16. Explore Mindful Consent
Consent is sexy: don’t you doubt it. Consent should be explicit, not implicit, and you’re infinitely better off checking in too much, or talking about what you want too much, than too little. Experts don’t recommend this style of consent because it’s politically correct, but because it’s way better at producing sexual intimacy where everyone feels as comfortable and sexy and fulfilled as possible.
The first lesson of improved consent in a relationship is this: instead of asking your partner a yes or no question, ask them an open-ended question. If you ask ‘is this ok?’ or much worse ‘should I stop?’ they have to say yes or no.
The worst case scenario is they don’t want to keep going, but they’re afraid to negate you. What commonly happens is that what you’re offering is about a five out of a 10 on the scale of what would excite them, and neither of you have any idea what that is, because you’ve inadvertently trapped them into saying yes or no to this one option.
Try to use questions like, “How would you feel about me doing this to you right now,” or “How excited would this make you?” A no is still a no, but suddenly all the responses that were previously funneled into a yes have blossomed into a scale that goes all the way from “not now,” right up to “Oh my goodness, how did you know?”
17. Start Working Out, If You Don’t Already
Studies have shown that women who exercise regularly have more orgasms. Try a distance exercise like cycling more than 20km a day a few days a week, and push yourself until you get your heart rate up and release endorphins. You’ll feel stronger and more capable, have more stamina during sex, and be more aware of your body, what it wants, and what it can do.
18. Don’t Protect, Support
Most monogamous couples try to shield one another from emotional challenges in life. Without knowing it, you might be making decisions for them and encouraging them to take a more comfortable path in life, or assuming their present and future choices will be based on the version of them that you met a long time ago.
No one is static, and mildly co-dependency can be as subtle as a confirmation bias that keeps you each going through the motions when your inner natures and desires may have altered or outgrown your earlier selves.

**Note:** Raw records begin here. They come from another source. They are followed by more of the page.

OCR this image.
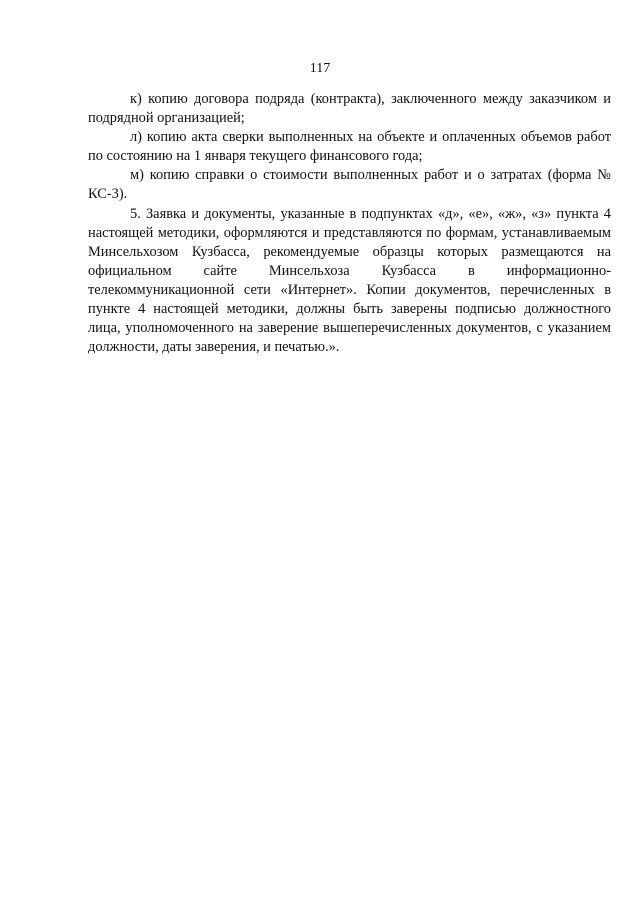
117

к) копию договора подряда (контракта), заключенного между заказчиком и подрядной организацией;

л) копию акта сверки выполненных на объекте и оплаченных объемов работ по состоянию на 1 января текущего финансового года;

м) копию справки о стоимости выполненных работ и о затратах (форма № КС-3).

5. Заявка и документы, указанные в подпунктах «д», «е», «ж», «з» пункта 4 настоящей методики, оформляются и представляются по формам, устанавливаемым Минсельхозом Кузбасса, рекомендуемые образцы которых размещаются на официальном сайте Минсельхоза Кузбасса в информационно-телекоммуникационной сети «Интернет». Копии документов, перечисленных в пункте 4 настоящей методики, должны быть заверены подписью должностного лица, уполномоченного на заверение вышеперечисленных документов, с указанием должности, даты заверения, и печатью.».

There’s a golden rule in improvisational, or improve comedy that you never say “no.” You should always say “Yes,” and if you’re partner expresses interest in something, don’t confirm their insecurities about it. Be excited for them and offer support. At the least just kick back and see where it goes.
19. Go on Dates
For a night or a week or a month, go somewhere fun or exciting or romantic or challenging with you partner and pretend, even if just to yourself, that you can’t take it for granted that they will choose to go home with you tonight.
20. Corporations Are Not People, and Neither Are Relationships
Your relationship doesn’t have rights, including the right to exist. You don’t owe this relationship anything. If your relationship has ceased to be a natural thing between you that facilitates love and affection and brings out the best in you, then it doesn’t get to exist for its own sake.
Consider these suggestions here because they’ll make you a better communicator, and they’ll make you better at knowing what you want and what makes you happy, and that in turn will almost certainly make you better at relationships and facilitating happiness in others.
If after taking these steps you find you and your partner are more excited by each other, then that is wonderful. If you find that your happiness lies increasingly outside of the relationship in question, or if your partner isn’t willing to grow with you, let it go.